Elaine Sheng, marketing director, face, at Maybelline, said since Wonder Finish launched in September, it has become the brand’s number-one foundation. “We do expect it to become a pillar brand for us,” she said. To further stimulate trial, Maybelline is offering high-value coupons to entice shoppers. Sheng describes the foundation as a “one-step wonder. It goes from liquid to powder in an instant.” Before applying, consumers are told to give the bottle a little shake to remix the contents.

Kevin Kells, vice president of marketing for Almay, said that what makes Clear Complexion Blemish Healing Makeup different is that it’s “about enhancing her beauty, not about shade-matching.” He added that the category’s “biggest unmet need is breakouts. We’ve been finding that in covering up sometimes they are actually hurting the skin. This is great because [Almay’s new launch] heals and soothes and gives a flawless look.”

Almay Clear Complexion Blemish Healing Makeup is formulated with salicylic acid, botanicals such as aloe and chamomile, floral extracts to reduce redness and inflammation and “micro sponges” to absorb oil and diminish the appearance of shine.

Television ads will feature a new spokesmodel for the brand and are scheduled to debut the second week of March. “The campaign is different than anything we’ve done and has an emotional appeal,” said Kells.

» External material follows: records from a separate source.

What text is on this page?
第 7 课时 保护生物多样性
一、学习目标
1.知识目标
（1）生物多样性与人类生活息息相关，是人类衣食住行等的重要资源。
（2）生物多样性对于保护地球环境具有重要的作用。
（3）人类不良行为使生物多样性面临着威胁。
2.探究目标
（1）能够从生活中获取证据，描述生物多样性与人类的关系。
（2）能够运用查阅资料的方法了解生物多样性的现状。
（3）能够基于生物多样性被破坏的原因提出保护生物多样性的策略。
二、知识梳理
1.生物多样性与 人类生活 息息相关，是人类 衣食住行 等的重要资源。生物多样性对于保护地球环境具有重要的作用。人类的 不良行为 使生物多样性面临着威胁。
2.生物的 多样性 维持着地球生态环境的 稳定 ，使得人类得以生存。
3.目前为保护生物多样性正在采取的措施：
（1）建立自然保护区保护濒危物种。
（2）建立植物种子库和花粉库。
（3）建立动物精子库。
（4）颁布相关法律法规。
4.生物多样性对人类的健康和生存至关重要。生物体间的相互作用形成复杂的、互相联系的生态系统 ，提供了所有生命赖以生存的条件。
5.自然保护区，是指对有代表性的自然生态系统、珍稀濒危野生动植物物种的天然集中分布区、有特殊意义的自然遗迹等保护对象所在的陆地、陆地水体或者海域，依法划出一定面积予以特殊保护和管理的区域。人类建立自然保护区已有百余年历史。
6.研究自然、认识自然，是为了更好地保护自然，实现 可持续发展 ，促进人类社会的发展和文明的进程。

Sonia Kashuk remarked that, while she is not introducing a new foundation now, “we are definitely looking at that for the future to meet the diversity of women’s needs.” The line’s existing foundation, she said, “is comfortable and flexible — you can keep it sheer or build it up, and it can be retouched.”

Kashuk said, “I just think everyone is trying to gain in the foundation business. There is a belief that if people believe in your foundation, they will believe in your products.”

With all the product news, “and with everybody advertising,” said Grayson, “it will build traffic and create excitement around makeup. Once you build traffic, sales go up. It goes hand in hand.”

Grayson said despite a majority of brands coming out with news at the same time, it is not necessarily a sign of copycatting.

“They just see what the trends are and that makeup sales are sluggish or flat and they just know what they have to do,” she said. “It is just good marketing.”

With all the competition, it’s nearly impossible for every item to be a big winner. Some retailers have put their money on L’Oréal and Cover Girl. “Cover Girl owns the market and L’Oréal has the superior product — always. I think those two will come out on top,” said Sally Yanke, cosmetics buyer at Medic Drug.